Per questo è molto bello ricevere oggi queste parole nella nostra preghiera, facendo particolare attenzione al verbo “preparare”, tre volte ripetuto. E in questo è bello notare come tale preparazione si svolga nella piena “regia” di Gesù, che nulla subisce dagli uomini, ma tutto riceve da Dio Padre. Per questo è bene cogliere la forza simbolica del testo. Come può Gesù sapere e prevedere tutto quello che i due discepoli troveranno e disporranno? Questo avviene perchè tutto “è scritto”, nel senso che questa preparazione remota è contenuta in tutta la storia della salvezza che Dio ha scritto per Israele. E di tutta questa “preparazione” ora siamo, con Gesù, al compimento. Mi sembra che, al di là dei particolari, questo sia il significato profondo di queste indicazioni di Gesù che i due trovano e riconoscono.
Questa mi sembra la ragione anche del tono di sicurezza, quasi di signorìa, di quello che i discepoli devono chiedere da parte di Lui:”Dov’è la mia stanza, perchè io vi possa mangiare la Pasqua con i miei discepoli?”(ver.14). Qui possiamo ricordare rapidamente due elementi di questa celebrazione. Il pio ebreo cercava di celebrare la Pasqua a Gerusalemme, e all’interno delle sue mura. Per questo la città era affollatissima, e si cercava una stanza, in affitto o in prestito, dove la famiglia potesse celebrare la festa. E “famiglia” si considerava non solo quella naturale, ma anche la “famiglia” di un “rabbi”, di un maestro, con i suoi discepoli. Ora, a me piace considerare questa ultima “preparazione” dell’ultima Pasqua terrena del Signore, come il frutto della preparazione secolare che Dio ha operato nella vicenda del suo popolo.

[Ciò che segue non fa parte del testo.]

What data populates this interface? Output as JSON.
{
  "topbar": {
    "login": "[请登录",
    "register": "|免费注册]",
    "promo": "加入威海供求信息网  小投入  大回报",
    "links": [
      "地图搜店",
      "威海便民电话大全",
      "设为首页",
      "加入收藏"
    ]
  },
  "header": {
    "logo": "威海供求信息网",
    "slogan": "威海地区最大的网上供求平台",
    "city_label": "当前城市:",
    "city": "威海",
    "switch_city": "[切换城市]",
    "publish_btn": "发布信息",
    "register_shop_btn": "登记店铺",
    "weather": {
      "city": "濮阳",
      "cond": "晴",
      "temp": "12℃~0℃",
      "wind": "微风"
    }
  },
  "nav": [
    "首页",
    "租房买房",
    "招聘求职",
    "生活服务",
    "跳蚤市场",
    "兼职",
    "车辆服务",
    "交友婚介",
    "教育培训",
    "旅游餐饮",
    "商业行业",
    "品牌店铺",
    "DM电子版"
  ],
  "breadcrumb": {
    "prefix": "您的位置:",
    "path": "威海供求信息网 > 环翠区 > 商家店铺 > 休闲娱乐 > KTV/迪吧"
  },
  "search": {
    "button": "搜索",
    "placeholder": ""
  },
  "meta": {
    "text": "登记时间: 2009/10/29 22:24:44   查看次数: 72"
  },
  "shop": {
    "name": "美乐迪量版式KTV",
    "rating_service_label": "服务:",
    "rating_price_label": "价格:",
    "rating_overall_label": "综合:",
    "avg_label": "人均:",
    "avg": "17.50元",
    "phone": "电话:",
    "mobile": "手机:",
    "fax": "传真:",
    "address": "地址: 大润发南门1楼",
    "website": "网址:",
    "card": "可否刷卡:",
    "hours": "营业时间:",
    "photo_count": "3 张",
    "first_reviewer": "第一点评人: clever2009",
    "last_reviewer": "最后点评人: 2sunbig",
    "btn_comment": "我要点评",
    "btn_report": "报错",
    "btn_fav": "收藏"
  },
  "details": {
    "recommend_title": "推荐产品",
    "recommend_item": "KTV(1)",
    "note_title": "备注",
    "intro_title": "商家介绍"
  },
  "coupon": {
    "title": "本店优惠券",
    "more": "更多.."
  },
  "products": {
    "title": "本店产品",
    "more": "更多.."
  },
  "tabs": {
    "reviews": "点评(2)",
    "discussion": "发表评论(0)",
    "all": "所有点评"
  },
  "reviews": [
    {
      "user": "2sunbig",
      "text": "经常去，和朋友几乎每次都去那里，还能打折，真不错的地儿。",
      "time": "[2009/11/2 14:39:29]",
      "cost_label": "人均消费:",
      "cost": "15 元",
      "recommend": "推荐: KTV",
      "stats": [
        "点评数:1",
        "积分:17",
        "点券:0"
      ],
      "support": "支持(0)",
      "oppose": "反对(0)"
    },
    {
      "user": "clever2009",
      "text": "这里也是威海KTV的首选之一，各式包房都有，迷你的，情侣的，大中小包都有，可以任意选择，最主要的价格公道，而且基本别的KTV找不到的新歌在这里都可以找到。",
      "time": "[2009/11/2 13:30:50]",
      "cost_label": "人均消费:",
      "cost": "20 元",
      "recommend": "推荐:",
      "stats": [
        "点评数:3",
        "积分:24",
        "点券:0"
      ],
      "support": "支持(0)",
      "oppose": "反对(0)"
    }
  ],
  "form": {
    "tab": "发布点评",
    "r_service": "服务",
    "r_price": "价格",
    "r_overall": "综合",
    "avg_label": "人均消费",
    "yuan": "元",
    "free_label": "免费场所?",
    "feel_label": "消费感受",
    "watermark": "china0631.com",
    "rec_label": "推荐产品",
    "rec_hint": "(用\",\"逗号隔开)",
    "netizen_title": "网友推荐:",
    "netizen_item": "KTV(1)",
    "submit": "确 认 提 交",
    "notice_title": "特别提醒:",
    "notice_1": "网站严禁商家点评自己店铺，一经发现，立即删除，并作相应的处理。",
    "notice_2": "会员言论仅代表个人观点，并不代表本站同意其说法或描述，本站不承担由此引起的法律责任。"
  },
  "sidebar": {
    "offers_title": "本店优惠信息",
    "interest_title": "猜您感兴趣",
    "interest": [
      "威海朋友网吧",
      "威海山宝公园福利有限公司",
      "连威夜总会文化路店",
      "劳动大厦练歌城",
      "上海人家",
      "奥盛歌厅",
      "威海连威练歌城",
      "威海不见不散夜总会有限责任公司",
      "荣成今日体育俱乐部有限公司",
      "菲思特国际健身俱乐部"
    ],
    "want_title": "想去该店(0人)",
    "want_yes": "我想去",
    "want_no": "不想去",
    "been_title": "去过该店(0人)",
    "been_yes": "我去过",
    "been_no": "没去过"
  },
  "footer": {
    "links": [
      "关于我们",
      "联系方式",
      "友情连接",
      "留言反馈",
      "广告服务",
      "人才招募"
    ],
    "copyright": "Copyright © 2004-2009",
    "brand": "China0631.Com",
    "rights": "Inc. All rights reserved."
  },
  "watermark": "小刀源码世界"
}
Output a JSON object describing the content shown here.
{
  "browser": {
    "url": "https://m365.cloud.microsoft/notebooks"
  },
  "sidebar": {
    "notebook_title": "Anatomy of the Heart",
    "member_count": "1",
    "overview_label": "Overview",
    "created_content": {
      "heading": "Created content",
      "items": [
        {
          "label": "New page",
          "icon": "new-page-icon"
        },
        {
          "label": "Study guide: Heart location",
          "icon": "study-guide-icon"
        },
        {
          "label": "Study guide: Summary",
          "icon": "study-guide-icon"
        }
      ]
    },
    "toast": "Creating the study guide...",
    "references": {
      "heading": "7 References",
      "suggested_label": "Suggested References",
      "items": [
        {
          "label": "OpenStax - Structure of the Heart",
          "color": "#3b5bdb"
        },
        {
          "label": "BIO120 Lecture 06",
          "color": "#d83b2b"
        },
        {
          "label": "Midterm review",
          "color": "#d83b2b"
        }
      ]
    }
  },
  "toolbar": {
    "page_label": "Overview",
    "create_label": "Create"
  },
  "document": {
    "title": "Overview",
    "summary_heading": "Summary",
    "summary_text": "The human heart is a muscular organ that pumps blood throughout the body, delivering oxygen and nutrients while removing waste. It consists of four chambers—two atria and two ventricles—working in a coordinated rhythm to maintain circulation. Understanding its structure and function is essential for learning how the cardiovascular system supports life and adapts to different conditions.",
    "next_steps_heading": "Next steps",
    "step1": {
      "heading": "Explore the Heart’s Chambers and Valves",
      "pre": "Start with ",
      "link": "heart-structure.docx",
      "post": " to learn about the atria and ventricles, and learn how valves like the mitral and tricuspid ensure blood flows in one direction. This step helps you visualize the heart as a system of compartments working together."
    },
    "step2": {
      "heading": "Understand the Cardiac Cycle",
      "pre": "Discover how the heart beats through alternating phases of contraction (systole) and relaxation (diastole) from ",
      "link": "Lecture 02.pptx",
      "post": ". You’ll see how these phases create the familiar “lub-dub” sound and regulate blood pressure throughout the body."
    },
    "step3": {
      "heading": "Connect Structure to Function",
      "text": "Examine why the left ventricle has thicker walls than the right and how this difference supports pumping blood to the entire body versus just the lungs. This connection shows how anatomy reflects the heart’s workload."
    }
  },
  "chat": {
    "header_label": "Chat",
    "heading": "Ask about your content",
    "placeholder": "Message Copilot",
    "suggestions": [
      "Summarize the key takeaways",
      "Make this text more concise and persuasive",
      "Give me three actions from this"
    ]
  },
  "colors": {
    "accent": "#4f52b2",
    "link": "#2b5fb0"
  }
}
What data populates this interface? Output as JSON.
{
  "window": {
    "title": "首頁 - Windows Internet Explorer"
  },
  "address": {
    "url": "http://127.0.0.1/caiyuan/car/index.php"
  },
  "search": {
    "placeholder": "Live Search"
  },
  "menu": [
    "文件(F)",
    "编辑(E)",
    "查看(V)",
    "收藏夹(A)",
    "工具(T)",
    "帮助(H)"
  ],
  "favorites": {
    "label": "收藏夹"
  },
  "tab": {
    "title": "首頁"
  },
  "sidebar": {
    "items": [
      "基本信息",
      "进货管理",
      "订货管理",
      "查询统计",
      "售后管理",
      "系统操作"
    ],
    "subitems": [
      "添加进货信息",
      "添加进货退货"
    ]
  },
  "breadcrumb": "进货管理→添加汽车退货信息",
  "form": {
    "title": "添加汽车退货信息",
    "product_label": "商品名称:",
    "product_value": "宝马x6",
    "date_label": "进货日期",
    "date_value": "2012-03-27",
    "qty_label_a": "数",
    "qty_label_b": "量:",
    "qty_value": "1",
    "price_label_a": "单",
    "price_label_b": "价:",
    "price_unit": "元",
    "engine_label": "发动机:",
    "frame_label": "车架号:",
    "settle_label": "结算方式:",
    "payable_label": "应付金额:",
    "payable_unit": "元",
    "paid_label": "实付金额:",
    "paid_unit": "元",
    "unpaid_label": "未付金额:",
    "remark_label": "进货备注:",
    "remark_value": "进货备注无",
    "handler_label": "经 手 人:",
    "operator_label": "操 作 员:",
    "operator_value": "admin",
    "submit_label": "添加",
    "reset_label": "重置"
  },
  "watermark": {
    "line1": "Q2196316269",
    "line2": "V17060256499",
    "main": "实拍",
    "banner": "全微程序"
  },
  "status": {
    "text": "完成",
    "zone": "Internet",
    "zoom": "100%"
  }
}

Dio ti benedica. E tu benedicimi. Tuo. Giovanni.
Oggi vediamo come un parallelo, una opposizione, tra la volontà di male nei confronti del Signore, e la Sua volontà di adempiere questa Pasqua attraverso il Suo sacrificio di amore. In Marco questo risulta evidente per la sequenza e l’accostamento dei brani della narrazione. Il testo di oggi ricalca in molti particolari il brano dell’ingresso di Gesù a Gerusalemme: manda prima due discepoli, dice loro cosa accadrà, e poi avviene proprio così. Sia là che qui Gesù mette in evidenza il suo essere “Signore” (là) e Maestro (qui). Allo stesso modo, come si definisce anche al momento della lavanda dei piedi nel racconto di Giovanni: “Voi mi chiamate Signore e Maestro, e dite bene, perchè lo sono…”. Anche dicendo: “la mia” stanza, si mostra Signore, nel bisogno. Tutto questo vuole sottolineare come in questa ora di tenebre, in qualche modo la signoria di Gesù è al punto culminante. Anche se esternamente sembra che le tenebre stiano vincendo, Lui è il Signore. Il traditore cerca il “tempo favorevole” per questa volontà di male, che adesso non ha più ciò che la trattiene (la folla, che in qualche modo “proteggeva” il Signore), ma può esprimersi al massimo. Però è anche il tempo in cui si esprime la vittoria del Signore. Si può notare, per l’accostamento dei due brani, un confronto voluto tra la donna di ieri e Giuda, rispetto al rapporto con il corpo del Signore. Come si valuta questo rapporto, cosa vuole dire, quanto vale? O è tale per cui vale la pena perdere tutto (come è per la donna) oppure lo si vende / valuta poco. Così pure può essere il nostro rapporto con la Messa. Notiamo anche l’ “ingenuità” dei discepoli che chiedono: “Dove vuoi che ti prepariamo perchè tu possa mangiare la Pasqua?” Come se fosse un fatto “suo” personale. E Gesù risponde ricordando e custodendo per loro la comunione nella Pasqua, che è un fatto che riguarda tutti: “Dite: Dove è la mia stanza perchè io possa mangiare la Pasqua CON I MIEI DISCEPOLI!”. Anche questo si può riferire alla Messa, alla sua adeguata “preparazione” e alla celebrazione della comunione tra il Signore e i suoi discepoli.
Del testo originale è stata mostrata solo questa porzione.